Avec Profanation, le ton change: c’est un homme accusé de détrousser les cadavres qui passe en jugement devant les autorités ecclésiastiques de l’Église du Décharné. Peut-être le texte le moins fort (notez que je n’ai pas dit « le plus faible ») du recueil, il vaut pour sa description des conséquences des batailles et pour sa conclusion glaçante.
Si Désolation commence par une citation de Tolkien, ce n’est sans doute pas un hasard: l’histoire de cette colonne de nains qui s’engagent dans une vallée interdite pour tenter de secourir une de leurs forteresses assiégée et qui tombent sur un secret millénaire est une brillante relecture de ce peuple tolkiennien en diable.
Enfin, La troisième hypostase est l’histoire d’un affrontement entre une humaine initiée par les elfes à leur magie et qui devient, malgré elle, une cible dans la guerre en cours. Jaworski y dépeint une magie très naturelle et très vivante.
Je n’irai pas par quatre chemins: j’ai adoré ce recueil. Je pourrais, comme beaucoup de mes collègues en chroniques littéraires, râler sur la forme très rudimentaire des ouvrages de la collection Hélios – marge microscopique, table des matière et notice biographique absentes – mais ce n’est pas très grave.
En cinq nouvelles, Jean-Philippe Jaworski fait plus pour décrire son univers, ses forces à l’œuvre, ses peuples et leurs particularités, que ses deux précédents ouvrages. J’ai réellement eu l’impression d’y trouver une lecture modernisée, débarrassée de ses éléments mystiques ou légendaires, des Terres du Milieu.
Vous allez peut-être trouver que j’en fait des tonnes en mettant Jaworski et Tolkien sur le même piédestal.
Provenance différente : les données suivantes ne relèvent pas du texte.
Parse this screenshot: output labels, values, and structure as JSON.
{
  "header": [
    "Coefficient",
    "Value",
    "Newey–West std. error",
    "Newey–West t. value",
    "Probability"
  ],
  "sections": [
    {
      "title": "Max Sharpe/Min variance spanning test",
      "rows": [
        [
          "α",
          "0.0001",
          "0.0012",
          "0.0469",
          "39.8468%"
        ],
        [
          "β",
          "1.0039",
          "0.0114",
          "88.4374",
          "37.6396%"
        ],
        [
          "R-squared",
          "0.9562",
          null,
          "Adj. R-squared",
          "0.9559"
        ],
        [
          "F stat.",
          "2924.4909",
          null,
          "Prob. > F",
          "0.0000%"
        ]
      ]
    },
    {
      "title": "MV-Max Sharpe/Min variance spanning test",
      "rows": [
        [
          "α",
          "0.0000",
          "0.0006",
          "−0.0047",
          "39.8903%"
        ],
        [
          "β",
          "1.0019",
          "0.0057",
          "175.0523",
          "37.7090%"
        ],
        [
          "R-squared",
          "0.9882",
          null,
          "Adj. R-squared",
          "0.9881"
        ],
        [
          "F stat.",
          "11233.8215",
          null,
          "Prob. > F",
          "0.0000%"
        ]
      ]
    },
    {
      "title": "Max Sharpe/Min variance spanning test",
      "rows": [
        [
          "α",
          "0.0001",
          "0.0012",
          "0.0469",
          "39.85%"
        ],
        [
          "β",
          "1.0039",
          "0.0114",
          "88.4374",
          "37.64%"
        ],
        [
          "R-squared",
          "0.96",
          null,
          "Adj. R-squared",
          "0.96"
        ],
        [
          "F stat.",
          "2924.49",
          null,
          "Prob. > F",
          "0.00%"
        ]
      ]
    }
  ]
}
J’admets, mais d’une part, ce n’est pas exactement ce que je dis et, d’autre part, l’un s’est clairement nourrit de l’autre, mais arrive à en restituer l’essentiel tout en le transformant en quelque chose d’original.
Si vous ne connaissez pas le Vieux Royaume, ce court volume – 200 pages – est une introduction idéale et, si vous êtes déjà coutumier des deux premiers ouvrages, il est juste indispensable.